Last week’s Pay Our Military Act (POMA) was able to put 350,000 furloughed Department of Defense civilian workers back on the job, including 70,000 Navy employees, but the military still hasn’t said gone into detail on how the lack of funding for other aspects of the military’s mission.
“[POMA] did not appropriate money for material including fuel and supplies With this change we’re able to pick some stuff back up there is a certain point there will come a trickle down effect,” Navy spokeswoman Lt. Caroline Hutcheson told USNI News on Monday.
“But there is no status change at this point to aviation or at-sea operations.”
How long the Navy can operate under the shutdown is unclear.
“Critical parts, or supplies [including fuel], will run out, and there will be limited authority to borrow more,” to replace them, Secretary of Defense Chuck Hagel said on Saturday.
Hutcheson — and several other Navy officials contacted by USNI News — would not detail the affects of the shutdown on the Department of the Navy.
On Friday, U.S. Fleet Forces commander Adm. Bill Gortney issued guidance to Navy commanders emphasizing cost saving.
“Based on existing orders, you are directed to execute only those activities that are absolutely necessary to safely accomplish currently assigned “excepted missions and operations.” Where possible, you should avoid or delay expenditures unless they are absolutely necessary,” Gortney wrote.

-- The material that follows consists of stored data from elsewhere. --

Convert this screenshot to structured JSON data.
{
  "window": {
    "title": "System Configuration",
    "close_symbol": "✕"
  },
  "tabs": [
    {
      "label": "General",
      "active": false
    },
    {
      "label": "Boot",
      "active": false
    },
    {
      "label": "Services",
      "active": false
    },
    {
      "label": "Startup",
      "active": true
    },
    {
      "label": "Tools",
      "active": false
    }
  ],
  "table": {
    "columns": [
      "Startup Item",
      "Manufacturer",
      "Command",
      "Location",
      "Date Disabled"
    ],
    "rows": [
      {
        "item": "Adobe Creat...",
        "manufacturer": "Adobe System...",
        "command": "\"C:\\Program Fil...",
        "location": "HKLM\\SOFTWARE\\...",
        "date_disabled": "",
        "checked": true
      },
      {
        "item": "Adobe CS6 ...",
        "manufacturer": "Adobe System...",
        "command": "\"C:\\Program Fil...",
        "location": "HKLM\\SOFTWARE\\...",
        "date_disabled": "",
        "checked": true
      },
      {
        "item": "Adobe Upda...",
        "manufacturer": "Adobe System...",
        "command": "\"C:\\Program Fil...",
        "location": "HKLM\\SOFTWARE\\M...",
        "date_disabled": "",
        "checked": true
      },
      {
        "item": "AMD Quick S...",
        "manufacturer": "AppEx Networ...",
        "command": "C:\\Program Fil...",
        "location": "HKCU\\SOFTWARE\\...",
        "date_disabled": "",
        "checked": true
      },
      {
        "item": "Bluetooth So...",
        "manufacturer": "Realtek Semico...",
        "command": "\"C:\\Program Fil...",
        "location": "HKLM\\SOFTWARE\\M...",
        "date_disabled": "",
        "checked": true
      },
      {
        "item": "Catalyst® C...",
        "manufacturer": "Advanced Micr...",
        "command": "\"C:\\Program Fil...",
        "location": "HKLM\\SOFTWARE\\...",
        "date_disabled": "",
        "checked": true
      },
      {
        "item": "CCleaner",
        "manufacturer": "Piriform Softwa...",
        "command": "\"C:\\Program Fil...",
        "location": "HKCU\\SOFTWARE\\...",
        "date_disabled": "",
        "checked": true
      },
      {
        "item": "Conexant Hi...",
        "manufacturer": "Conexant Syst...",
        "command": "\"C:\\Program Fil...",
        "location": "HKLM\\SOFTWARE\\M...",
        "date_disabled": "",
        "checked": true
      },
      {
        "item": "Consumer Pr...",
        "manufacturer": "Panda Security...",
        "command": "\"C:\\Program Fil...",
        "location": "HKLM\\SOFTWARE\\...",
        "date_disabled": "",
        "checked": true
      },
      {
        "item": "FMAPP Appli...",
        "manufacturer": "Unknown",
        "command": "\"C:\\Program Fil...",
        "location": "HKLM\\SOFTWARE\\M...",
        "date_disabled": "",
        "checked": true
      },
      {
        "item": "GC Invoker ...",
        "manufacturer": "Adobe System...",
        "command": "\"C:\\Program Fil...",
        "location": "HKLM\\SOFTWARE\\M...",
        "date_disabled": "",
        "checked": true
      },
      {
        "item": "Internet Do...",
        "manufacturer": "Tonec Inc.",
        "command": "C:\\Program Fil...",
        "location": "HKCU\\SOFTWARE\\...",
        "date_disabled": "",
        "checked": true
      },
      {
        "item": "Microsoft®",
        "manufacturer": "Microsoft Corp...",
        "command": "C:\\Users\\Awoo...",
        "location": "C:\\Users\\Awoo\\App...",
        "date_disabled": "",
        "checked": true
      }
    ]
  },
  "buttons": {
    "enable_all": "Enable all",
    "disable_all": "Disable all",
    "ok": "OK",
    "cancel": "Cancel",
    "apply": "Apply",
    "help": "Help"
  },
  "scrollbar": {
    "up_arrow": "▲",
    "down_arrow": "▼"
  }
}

“This is not business as usual.”
The Navy has issued a list of essential missions that can happen during the shutdown:
- Protection of Life and Property/National Security
- Safety of Persons and Protection of Property
- Acquisition and Logistics Support
- Education and Training
Even with the passage of POMA, “there hasn’t been any change in the non-exempted list,” Hutcheson said.
The military’s reluctance to detail the impacts of the shutdown is a stark contrast from the services’ detailed annunciation of the projected operational impacts of ongoing sequestration cuts and limitations of a series of continuing resolutions.